My Question: How to find an $n\times n$ matrix $\mathbf{B}$ such that $\mathbf{B}\mathbf{B}^T=-\mathbf{I}_n$ over $\mathbb{F}_q$ whithout restriction on $q$?
Example: Consider $\alpha \in \mathbb{F}_q$ such that $\alpha^2=-1$, then by considering $\mathbf{B}=\alpha\mathbf{A}$, we get $\mathbf{B}\mathbf{B}^T=-\mathbf{I}_n$. But due to the condition over $\alpha$, we have $q \equiv1\pmod{4}$.
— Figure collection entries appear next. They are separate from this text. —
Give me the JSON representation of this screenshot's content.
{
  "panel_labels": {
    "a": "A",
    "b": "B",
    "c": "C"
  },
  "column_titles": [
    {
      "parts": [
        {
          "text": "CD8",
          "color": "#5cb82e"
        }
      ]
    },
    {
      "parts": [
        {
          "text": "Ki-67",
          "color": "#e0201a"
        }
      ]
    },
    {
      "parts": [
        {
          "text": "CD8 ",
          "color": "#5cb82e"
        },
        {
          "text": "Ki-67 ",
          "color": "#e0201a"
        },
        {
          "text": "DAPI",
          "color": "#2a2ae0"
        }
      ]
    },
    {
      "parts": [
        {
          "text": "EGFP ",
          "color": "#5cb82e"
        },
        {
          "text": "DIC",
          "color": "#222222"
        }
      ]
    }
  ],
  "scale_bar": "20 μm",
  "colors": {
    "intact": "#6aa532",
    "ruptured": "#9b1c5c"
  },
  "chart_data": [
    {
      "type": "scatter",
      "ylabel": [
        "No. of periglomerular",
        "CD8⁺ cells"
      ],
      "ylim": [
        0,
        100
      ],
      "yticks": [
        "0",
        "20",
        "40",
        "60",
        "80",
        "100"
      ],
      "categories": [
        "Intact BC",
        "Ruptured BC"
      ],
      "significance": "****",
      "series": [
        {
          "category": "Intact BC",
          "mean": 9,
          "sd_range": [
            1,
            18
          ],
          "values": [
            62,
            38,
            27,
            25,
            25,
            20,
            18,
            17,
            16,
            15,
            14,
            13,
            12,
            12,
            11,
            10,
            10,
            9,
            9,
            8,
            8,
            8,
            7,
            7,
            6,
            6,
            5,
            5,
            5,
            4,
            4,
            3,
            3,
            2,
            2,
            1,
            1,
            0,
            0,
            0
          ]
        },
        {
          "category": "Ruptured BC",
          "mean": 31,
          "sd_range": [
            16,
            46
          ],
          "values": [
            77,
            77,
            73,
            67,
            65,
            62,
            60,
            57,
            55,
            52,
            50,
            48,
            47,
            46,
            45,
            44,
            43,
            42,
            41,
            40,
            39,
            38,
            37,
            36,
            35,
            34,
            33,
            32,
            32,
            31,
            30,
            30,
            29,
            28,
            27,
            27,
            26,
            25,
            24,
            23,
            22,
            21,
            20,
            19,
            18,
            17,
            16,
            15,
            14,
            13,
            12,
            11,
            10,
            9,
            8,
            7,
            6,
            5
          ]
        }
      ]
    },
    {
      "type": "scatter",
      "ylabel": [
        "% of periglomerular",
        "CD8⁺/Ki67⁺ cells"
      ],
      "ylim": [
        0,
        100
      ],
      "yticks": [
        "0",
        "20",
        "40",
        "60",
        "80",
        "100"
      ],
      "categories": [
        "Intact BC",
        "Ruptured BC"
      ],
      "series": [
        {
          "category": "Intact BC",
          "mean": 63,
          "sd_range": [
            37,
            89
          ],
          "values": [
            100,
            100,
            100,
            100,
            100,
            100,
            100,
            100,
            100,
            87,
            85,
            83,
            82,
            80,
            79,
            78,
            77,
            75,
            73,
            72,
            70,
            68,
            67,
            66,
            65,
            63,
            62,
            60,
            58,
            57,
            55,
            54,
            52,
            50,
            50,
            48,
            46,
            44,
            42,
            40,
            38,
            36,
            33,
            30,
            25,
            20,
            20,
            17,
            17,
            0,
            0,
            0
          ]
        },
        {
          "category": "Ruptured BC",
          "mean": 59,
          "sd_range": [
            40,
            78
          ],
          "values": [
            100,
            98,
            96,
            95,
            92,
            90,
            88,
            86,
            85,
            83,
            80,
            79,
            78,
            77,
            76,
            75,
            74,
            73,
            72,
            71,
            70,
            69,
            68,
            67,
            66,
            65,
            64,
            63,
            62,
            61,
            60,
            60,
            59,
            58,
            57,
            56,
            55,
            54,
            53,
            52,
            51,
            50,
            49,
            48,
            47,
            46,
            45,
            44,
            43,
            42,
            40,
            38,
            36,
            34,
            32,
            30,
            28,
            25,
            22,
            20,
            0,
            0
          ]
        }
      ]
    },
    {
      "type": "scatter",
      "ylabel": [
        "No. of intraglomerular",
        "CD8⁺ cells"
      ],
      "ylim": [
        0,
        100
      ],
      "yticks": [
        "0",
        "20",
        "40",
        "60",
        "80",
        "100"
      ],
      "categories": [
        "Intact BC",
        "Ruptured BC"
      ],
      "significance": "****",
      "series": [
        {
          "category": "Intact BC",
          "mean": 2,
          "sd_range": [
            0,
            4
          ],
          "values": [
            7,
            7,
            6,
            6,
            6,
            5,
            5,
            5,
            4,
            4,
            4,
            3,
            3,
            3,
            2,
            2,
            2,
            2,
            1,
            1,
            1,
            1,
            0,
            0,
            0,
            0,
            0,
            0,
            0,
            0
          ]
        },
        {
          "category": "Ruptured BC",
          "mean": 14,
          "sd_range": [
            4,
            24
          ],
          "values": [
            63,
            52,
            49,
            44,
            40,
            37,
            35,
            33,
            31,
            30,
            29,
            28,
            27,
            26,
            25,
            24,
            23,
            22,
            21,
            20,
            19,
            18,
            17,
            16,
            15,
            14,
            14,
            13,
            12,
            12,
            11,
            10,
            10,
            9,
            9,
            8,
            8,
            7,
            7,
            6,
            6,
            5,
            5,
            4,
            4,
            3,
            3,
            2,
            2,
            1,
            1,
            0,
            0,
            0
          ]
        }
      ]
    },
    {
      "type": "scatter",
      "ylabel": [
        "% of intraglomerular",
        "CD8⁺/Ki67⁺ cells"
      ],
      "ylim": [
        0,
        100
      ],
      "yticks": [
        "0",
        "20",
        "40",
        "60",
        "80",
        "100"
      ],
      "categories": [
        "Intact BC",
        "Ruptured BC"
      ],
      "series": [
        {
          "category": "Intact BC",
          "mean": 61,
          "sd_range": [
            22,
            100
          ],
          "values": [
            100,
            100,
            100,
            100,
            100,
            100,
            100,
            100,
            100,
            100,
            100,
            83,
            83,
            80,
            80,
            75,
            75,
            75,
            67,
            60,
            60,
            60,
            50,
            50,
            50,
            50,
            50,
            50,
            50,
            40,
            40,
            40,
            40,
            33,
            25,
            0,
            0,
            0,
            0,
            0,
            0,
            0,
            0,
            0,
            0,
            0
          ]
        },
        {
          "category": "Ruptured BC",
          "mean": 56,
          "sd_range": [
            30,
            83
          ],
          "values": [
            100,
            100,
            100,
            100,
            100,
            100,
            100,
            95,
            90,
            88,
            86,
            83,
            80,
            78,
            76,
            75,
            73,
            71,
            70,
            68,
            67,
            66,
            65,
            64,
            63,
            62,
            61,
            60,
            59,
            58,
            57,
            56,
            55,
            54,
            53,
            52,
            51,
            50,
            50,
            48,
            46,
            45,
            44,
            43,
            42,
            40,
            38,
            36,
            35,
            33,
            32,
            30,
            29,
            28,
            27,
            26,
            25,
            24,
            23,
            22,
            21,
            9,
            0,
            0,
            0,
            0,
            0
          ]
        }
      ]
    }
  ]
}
This isn't always possible. For example, if $A=I$, then the problem collapses to $(\alpha A)(\alpha A)^T=\alpha^2 I=-I$, but $\alpha^2=-1$ does not always have solutions.
However, if $B=\alpha_1 A + \alpha_2 A^T$, then $BB^T=(\alpha_1^2+\alpha_2^2)I+\alpha_1 \alpha_2 (A^2+(A^T)^2)$. If $\alpha^2=-1$ has no solutions in our field, then the only way we can hope to solve is if $A^2+(A^T)^2$ is a scalar.